An educated person is someone whose mind has been trained and nourished on the best things. American parents and teachers have become accustomed to and have settled for much less. For, while a great feast of academic meat is at our disposal, we are content with giving our kids tidbits of stale facts. The result is a generation of young people who struggle to live without any mental connection with the past and no bright hope for the future.
The people who envisioned and founded this free country enjoyed an education that was drastically different than what is offered today. It was an ancient education that was founded on teaching the best sorts of things. We call it classical education, for it is that beautiful educational tradition that is not concerned with filling our children’s minds with pails of cold facts; we aim to light a fire inside them that will sweep their minds, hearts and souls.
Our Christianity permeates every area of our lives. Secularism marginalizes our faith to a few hours on Sunday, willfully resisting the wisdom of God in the public square. If our children are to winsomely defend and exhibit the Christian faith, they must be thoroughly immersed in the great history of the Church and be seasoned in the Scriptures and sound doctrine.

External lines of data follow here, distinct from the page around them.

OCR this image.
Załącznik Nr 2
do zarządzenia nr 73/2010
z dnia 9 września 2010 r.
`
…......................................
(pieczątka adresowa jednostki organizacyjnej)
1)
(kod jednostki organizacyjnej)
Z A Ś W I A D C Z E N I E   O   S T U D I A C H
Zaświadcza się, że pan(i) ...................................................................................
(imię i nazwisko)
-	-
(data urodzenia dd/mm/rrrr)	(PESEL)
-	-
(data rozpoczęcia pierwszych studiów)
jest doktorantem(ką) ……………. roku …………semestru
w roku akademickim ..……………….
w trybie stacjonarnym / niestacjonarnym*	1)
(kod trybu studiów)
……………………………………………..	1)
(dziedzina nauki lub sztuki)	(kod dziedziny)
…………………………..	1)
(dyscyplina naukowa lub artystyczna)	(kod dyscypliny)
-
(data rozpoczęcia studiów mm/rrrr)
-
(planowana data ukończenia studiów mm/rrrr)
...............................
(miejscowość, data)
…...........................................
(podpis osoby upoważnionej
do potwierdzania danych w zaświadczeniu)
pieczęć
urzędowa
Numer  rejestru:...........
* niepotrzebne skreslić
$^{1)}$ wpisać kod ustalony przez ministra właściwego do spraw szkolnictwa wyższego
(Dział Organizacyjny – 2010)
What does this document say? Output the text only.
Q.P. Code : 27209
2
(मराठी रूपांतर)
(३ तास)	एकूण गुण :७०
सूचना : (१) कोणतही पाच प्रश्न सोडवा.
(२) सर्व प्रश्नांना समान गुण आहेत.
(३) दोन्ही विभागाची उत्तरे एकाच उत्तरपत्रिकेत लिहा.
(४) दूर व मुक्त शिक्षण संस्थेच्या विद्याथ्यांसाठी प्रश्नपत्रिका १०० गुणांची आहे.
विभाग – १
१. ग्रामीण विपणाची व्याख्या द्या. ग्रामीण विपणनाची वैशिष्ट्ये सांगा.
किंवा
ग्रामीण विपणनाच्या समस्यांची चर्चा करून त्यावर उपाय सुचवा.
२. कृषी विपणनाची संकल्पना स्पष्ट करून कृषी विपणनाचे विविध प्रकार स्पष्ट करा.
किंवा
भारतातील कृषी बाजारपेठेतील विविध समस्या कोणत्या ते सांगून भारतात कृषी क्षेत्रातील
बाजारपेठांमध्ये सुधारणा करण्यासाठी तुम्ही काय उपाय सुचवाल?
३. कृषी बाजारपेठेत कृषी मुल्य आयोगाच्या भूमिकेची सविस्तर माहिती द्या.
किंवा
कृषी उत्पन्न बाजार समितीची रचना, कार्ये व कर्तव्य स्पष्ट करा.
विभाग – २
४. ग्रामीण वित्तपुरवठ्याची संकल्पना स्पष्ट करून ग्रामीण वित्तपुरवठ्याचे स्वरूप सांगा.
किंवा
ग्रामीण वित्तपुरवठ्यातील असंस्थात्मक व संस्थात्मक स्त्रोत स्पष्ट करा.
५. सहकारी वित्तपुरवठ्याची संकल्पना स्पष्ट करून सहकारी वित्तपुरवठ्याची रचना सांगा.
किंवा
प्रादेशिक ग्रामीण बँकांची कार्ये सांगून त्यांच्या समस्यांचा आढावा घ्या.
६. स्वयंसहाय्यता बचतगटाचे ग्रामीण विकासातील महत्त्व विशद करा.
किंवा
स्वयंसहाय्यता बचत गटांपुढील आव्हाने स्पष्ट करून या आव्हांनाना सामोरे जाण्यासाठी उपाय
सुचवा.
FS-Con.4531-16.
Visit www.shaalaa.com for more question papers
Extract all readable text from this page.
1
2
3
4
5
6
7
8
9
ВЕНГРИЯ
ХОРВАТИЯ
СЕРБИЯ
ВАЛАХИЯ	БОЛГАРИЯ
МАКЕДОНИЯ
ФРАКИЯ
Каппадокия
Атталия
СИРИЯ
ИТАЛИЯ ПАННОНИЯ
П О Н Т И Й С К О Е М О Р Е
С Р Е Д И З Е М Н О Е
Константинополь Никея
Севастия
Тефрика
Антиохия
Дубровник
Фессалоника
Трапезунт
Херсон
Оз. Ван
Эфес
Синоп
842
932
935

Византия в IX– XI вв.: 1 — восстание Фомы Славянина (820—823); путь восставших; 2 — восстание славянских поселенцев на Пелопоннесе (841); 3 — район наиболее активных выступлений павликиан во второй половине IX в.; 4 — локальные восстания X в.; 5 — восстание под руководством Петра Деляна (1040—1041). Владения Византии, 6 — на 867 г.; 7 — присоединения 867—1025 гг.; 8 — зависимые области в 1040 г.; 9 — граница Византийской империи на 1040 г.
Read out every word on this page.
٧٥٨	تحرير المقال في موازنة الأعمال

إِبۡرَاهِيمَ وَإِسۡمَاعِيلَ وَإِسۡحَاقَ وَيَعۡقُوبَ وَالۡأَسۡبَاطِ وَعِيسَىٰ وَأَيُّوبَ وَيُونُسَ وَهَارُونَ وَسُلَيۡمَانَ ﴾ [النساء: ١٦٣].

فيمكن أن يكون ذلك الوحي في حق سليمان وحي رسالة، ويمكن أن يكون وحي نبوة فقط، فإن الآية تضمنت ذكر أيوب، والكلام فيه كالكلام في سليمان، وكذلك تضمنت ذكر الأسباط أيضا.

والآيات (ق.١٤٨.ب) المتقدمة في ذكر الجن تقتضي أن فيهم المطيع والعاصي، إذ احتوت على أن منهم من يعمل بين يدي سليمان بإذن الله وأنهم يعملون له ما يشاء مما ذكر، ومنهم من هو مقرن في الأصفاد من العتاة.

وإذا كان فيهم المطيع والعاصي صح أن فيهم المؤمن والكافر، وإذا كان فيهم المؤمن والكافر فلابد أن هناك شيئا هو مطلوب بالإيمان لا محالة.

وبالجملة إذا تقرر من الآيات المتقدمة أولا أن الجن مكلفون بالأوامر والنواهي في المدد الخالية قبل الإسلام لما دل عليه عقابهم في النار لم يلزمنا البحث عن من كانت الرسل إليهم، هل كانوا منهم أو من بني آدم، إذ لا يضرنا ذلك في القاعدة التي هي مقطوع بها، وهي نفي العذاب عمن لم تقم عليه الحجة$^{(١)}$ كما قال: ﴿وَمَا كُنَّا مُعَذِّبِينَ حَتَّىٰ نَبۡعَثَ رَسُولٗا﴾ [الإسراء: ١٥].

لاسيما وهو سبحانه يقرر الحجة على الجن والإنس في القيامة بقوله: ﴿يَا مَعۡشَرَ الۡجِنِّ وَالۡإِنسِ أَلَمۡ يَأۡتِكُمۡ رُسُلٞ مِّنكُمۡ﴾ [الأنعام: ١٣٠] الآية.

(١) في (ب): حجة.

Instead of retreating from the culture, the Biblically-saturated student examines his culture in light of church history and sound doctrine, and he is equipped to shape his own culture. Rejecting shallowness, P.T. Forsythe observes that “the real strength of the church is not the amount of its work but the quality of its faith. One man who truly knows his Bible is worth more to the Church’s real strength than a crowd of workers who do not.”
The school does not replace the home or the church; instead, is an excellent complement to both, teaching the history of the church and producing students that give back to society by being responsible family members, earnest church members, and faithful and productive citizens who acknowledge Christ in all things.
Christ must have preeminence in all things. All things includes spelling, math, reading, music and history — and even physical education. It is a beautiful thing for the home, church and school community to speak with one voice as we point children’s shoulders toward God, that we may honor Him and His sovereign power in all things (Romans 11:36).
JECA is committed to putting before students only excellent role models of the Christian faith. We reject the idea that doctrine can be separated from real life, so we must model wisdom, beauty and truth before them. In their youth, our children will see enough of those things that are malicious, deceitful and profane. We wish to endear them to truth and beauty, overtly leading them toward a pattern of good works in Christ.
We openly and unapologetically instruct students in a lifestyle of beautiful manners and also in living lives that are overtly noble, gracious, generous, loving, hopeful, pure, chivalrous and brave. If these goals seem naively ideal, it is because we have capitulated to an unbelieving culture of low expectations for our children. It is our duty and our joy to teach our children to know God, to love Him, to serve Him, and to be like Him.